Photonic crystal fibers platform for biosensing applications

Biophotonics represents a very attractive and promising field of interest for biosensing applications [1]. Hybrid optical fibers bearing specific probes for DNA detection are advanced tools in which the sensing element can be integrated in a microfluidic device for the generation of optical signals [2, 3]. In particular, Photonic Crystal Fibers (PCFs) have the unique feature of presenting a cross-section defined by air-hole arrays, allowing to perform internal functionalization [4, 5]. In this work, the feasibility of specific DNA sensing platform, based on the use of PCFs bearing a Bragg grating, is described, together with a strategy for the enhancement of the optical signal based on the use of gold nanoparticles (Au NPs). Very specific Peptide Nucleic Acid (PNA) probes, Oligonucleotide (ON) mimics that are well suited for specific DNA target sequences detection, have been used due to their highly favourable properties in DNA hybridization and chemical and biological stability. Two different PNA-modified PCFs, where a Bragg grating (BG) was previously inscribed, were tested for optical DNA detection of targets of relevance in biomedical application and food-analysis. Measurements were performed monitoring the wavelength shift of the reflected bands, using an amplified stimulated emission (ASE) source as IR broadband light source and an optical spectrum analyzer (OSA) as receiver.
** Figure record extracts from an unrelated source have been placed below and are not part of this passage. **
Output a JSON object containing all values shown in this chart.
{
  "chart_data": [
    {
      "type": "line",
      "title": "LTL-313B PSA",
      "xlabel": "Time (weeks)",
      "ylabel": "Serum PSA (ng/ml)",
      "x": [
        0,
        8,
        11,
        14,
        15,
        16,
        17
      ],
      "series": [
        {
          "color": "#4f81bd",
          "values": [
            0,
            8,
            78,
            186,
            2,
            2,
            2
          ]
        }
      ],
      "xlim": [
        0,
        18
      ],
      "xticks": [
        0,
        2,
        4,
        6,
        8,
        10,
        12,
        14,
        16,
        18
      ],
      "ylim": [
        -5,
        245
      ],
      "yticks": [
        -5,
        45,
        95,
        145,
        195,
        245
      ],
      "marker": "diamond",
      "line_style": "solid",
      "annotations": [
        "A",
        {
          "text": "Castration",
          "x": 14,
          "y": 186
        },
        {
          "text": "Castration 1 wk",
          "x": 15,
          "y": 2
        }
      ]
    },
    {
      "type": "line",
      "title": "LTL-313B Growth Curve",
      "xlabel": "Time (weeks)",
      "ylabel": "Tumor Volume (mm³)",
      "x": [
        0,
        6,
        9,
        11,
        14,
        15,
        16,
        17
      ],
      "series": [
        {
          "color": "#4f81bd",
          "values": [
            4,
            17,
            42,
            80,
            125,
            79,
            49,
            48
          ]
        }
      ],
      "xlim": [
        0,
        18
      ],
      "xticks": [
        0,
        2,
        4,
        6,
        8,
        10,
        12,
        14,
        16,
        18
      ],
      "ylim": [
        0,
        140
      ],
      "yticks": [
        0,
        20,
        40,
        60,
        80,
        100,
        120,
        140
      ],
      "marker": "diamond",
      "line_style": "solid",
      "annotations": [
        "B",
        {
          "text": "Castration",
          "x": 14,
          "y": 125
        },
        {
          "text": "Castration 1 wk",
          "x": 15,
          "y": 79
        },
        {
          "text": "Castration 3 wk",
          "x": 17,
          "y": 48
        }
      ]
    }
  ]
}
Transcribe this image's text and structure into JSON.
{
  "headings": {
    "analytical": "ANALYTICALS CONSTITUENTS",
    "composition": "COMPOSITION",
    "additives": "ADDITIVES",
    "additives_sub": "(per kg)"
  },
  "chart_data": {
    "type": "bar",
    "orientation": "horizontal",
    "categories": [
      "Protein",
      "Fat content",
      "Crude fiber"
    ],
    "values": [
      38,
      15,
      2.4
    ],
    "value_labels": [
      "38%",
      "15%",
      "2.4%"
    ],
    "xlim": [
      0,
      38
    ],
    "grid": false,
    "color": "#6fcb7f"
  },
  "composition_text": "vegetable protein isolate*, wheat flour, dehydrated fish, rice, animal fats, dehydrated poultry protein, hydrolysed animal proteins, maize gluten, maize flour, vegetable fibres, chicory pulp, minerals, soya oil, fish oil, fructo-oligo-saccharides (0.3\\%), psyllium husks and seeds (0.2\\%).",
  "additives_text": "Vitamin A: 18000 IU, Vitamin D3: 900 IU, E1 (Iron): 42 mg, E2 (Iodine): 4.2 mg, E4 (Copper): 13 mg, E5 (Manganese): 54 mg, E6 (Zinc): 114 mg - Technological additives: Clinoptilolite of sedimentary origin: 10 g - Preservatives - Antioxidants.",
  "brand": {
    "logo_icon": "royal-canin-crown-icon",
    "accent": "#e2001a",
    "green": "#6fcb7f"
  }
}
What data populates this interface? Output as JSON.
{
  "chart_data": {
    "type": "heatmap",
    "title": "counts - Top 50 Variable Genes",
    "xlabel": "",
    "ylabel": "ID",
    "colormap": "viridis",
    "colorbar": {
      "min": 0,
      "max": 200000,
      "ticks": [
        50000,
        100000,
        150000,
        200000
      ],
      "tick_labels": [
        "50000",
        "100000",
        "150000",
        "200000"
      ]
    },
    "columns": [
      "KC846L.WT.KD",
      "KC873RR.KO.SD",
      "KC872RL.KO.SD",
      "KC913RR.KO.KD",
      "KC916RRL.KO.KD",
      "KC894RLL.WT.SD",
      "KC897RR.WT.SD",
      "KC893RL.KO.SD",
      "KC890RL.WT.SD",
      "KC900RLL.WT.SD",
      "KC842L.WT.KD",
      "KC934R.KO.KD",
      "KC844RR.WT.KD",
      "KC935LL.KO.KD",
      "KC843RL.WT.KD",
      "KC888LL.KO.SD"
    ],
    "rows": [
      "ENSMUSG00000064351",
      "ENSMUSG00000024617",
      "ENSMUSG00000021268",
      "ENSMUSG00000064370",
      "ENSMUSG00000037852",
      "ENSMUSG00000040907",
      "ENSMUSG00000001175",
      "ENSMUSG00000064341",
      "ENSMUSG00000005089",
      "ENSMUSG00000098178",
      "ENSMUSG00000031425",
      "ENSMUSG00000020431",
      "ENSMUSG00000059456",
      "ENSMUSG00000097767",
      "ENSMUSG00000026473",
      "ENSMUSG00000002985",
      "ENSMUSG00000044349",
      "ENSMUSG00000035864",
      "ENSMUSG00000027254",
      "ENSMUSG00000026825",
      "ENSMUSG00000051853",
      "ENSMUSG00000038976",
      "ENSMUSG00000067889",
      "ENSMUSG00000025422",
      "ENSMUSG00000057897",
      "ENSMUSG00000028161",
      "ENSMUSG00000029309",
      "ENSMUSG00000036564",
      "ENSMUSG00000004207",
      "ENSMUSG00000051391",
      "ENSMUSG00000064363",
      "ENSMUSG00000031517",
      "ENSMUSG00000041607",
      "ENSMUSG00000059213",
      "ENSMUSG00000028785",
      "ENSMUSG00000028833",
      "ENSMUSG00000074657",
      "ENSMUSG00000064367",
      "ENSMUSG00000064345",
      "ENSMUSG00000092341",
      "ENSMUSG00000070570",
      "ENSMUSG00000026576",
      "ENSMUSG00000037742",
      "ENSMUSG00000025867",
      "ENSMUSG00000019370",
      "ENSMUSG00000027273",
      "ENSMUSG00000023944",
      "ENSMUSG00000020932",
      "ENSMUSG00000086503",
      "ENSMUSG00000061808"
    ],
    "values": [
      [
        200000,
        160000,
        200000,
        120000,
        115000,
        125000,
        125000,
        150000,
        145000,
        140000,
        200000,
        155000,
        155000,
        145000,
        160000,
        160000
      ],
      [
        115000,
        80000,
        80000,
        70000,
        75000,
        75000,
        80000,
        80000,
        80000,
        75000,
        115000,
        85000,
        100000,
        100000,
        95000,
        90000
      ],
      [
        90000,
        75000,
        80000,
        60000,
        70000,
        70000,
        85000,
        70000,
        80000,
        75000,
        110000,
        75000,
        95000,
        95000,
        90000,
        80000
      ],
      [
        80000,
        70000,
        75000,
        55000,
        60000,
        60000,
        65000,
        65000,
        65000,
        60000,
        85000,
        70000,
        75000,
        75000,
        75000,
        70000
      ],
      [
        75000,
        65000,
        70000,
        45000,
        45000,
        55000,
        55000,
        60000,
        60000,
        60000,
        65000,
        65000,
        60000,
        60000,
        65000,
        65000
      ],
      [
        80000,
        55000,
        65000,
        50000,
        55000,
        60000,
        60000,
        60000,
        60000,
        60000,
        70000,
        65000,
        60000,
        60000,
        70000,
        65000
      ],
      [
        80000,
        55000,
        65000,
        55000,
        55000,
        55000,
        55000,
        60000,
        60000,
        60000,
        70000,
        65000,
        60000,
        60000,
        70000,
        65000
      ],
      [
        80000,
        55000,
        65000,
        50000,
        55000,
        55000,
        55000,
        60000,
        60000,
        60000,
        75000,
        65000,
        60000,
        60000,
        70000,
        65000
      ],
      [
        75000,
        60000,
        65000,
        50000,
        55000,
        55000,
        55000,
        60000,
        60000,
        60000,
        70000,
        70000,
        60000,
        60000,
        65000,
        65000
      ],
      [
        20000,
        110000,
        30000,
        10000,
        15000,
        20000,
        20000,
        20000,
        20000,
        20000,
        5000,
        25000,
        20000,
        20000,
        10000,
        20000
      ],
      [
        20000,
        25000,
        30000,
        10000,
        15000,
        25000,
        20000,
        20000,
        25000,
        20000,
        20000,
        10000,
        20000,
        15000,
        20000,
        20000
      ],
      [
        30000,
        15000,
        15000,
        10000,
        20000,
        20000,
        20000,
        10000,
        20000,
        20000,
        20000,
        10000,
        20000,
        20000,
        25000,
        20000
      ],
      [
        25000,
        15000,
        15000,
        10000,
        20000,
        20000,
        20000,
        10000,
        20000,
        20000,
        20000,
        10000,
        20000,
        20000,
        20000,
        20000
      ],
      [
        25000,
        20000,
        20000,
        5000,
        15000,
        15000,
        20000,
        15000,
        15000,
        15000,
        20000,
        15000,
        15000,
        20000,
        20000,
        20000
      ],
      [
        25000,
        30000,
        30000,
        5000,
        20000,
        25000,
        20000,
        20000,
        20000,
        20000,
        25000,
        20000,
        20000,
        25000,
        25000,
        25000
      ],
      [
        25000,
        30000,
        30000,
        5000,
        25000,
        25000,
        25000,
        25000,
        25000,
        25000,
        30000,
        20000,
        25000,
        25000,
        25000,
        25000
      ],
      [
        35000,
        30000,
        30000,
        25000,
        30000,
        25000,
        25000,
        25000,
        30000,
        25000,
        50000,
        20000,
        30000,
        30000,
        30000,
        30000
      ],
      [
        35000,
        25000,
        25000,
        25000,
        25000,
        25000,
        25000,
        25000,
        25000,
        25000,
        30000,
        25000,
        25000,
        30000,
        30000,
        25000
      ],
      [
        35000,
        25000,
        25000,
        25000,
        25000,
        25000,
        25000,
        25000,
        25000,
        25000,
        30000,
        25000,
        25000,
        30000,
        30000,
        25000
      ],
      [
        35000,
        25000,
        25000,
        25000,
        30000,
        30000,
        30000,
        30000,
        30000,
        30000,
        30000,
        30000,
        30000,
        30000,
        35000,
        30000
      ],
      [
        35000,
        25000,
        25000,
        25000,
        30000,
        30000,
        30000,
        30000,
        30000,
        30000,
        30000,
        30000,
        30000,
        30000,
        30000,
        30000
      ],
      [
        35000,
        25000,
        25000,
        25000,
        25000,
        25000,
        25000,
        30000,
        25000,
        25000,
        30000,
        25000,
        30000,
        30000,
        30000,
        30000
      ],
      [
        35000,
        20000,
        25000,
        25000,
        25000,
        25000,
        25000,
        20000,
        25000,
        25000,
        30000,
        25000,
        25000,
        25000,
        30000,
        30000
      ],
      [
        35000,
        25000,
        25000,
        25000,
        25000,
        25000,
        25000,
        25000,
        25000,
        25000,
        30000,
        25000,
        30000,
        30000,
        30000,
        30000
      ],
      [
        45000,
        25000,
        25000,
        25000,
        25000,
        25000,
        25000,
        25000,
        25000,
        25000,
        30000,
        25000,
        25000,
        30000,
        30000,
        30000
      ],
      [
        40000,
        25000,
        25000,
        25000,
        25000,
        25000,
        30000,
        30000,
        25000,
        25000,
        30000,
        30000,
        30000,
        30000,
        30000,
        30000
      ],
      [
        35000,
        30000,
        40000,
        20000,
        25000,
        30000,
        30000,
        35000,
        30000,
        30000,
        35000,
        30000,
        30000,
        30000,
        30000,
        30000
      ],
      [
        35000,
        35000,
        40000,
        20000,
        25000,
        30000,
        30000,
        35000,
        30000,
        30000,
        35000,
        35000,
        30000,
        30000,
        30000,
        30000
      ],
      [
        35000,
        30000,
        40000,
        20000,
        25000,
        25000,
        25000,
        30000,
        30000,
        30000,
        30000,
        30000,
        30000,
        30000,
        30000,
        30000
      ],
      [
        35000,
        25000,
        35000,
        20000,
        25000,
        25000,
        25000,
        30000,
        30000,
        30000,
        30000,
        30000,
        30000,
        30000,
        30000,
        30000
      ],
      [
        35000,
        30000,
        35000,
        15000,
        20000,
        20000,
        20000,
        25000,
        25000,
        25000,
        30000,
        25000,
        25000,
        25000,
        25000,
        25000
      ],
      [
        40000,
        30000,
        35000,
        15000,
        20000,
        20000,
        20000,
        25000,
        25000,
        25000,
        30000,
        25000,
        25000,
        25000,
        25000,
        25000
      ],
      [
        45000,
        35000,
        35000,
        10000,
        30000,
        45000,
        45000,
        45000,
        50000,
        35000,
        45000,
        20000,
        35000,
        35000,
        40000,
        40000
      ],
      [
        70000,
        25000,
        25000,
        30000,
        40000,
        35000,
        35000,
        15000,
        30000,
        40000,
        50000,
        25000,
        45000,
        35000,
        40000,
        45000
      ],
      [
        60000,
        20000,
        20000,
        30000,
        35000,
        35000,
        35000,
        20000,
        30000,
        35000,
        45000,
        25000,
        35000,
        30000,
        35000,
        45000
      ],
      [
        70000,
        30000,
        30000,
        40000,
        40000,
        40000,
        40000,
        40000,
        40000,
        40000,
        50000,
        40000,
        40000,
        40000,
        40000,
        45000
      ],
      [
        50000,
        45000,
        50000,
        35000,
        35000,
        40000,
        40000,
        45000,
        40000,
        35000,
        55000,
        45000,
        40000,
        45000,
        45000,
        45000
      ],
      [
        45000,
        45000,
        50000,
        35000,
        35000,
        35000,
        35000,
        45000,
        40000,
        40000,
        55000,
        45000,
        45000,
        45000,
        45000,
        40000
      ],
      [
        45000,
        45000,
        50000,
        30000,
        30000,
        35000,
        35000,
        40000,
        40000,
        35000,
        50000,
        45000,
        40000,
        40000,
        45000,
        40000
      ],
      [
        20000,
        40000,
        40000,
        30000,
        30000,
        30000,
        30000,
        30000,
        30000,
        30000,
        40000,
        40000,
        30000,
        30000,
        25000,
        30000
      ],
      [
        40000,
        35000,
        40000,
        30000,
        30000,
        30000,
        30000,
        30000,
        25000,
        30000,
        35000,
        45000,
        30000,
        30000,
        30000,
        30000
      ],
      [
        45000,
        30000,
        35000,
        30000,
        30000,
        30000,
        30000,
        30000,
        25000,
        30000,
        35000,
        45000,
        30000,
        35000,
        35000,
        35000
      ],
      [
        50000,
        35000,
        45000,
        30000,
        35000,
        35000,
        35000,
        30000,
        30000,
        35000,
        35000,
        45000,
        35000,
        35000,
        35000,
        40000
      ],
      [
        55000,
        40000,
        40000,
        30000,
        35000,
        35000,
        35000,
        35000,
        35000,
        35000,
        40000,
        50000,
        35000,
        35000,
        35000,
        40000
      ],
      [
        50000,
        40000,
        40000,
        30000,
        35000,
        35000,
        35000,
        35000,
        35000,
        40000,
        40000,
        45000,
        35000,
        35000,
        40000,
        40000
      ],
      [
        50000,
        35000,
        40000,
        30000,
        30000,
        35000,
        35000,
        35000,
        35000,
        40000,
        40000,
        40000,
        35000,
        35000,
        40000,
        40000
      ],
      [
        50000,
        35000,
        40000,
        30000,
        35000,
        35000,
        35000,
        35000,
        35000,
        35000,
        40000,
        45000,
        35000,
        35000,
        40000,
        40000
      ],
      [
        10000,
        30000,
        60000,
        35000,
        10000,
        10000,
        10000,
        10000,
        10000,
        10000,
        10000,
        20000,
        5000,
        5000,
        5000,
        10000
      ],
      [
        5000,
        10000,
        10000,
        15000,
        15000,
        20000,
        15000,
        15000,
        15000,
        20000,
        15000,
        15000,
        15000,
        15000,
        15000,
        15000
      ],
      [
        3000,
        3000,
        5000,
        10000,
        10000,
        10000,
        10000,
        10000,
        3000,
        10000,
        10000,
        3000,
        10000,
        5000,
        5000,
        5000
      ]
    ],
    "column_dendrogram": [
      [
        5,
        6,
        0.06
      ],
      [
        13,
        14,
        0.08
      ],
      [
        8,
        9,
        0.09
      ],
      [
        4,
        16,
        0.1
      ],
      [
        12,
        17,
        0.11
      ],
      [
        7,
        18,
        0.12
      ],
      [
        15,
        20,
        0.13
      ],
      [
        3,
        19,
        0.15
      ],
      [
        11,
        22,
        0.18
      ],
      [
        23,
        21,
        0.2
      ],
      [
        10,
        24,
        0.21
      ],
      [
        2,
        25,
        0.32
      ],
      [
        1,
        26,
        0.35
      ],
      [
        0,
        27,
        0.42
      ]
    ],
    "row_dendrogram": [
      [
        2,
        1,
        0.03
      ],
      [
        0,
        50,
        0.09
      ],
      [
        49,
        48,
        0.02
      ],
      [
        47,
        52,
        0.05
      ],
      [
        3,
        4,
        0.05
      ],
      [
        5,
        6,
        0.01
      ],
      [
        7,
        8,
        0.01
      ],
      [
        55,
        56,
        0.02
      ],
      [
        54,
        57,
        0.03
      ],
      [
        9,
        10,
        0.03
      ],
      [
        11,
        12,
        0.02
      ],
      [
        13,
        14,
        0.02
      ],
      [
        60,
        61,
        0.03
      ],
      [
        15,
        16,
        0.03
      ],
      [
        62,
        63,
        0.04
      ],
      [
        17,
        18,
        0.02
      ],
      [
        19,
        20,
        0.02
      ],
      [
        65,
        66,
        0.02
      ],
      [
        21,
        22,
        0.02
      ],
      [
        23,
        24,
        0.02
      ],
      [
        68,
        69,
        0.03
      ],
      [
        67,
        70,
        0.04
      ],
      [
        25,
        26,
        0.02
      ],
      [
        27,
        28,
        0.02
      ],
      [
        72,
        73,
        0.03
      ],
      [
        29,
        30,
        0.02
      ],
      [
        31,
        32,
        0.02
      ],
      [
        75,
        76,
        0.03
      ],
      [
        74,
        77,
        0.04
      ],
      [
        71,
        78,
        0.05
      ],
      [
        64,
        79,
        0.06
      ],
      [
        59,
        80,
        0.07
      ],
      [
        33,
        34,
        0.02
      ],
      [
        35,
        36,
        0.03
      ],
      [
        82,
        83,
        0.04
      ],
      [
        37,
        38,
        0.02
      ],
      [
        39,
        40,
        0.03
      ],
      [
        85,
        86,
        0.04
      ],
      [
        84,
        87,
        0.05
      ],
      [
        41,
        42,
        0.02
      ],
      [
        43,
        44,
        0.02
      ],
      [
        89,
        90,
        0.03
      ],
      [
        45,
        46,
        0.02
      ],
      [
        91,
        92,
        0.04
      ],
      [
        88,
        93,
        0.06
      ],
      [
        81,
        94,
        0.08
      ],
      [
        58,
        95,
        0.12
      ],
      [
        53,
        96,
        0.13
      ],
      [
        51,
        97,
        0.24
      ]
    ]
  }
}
The experiments were conducted by initially flowing the target solution through the fibers for 50 minutes, then the fibers were dried with a nitrogen flux. Subsequently, ON-AuNPs were infiltrated at the same conditions. Once data were collected, the fibers were dried again and finally washed with PBS. Spectral measurements made in both fibers in reflection mode showed a clear wavelength shift of the resonant peaks for two different DNA targets (cystic fibrosis gene mutation, Fig. 1a, and genomic DNA from soy flour, Fig. 1b). Several experiments have been carried out using identical DNA c- ncentrations and the same modulations have been observed, proving the reproducibility of the results. Measurements have also been made using mismatched DNA solution, containing a single nucleotide polymorphism, demonstrating the high selectivity of the sensors. A comparison between the results of the two MOFs will be presented, demonstrating the feasibility of using such an approach in biosensing.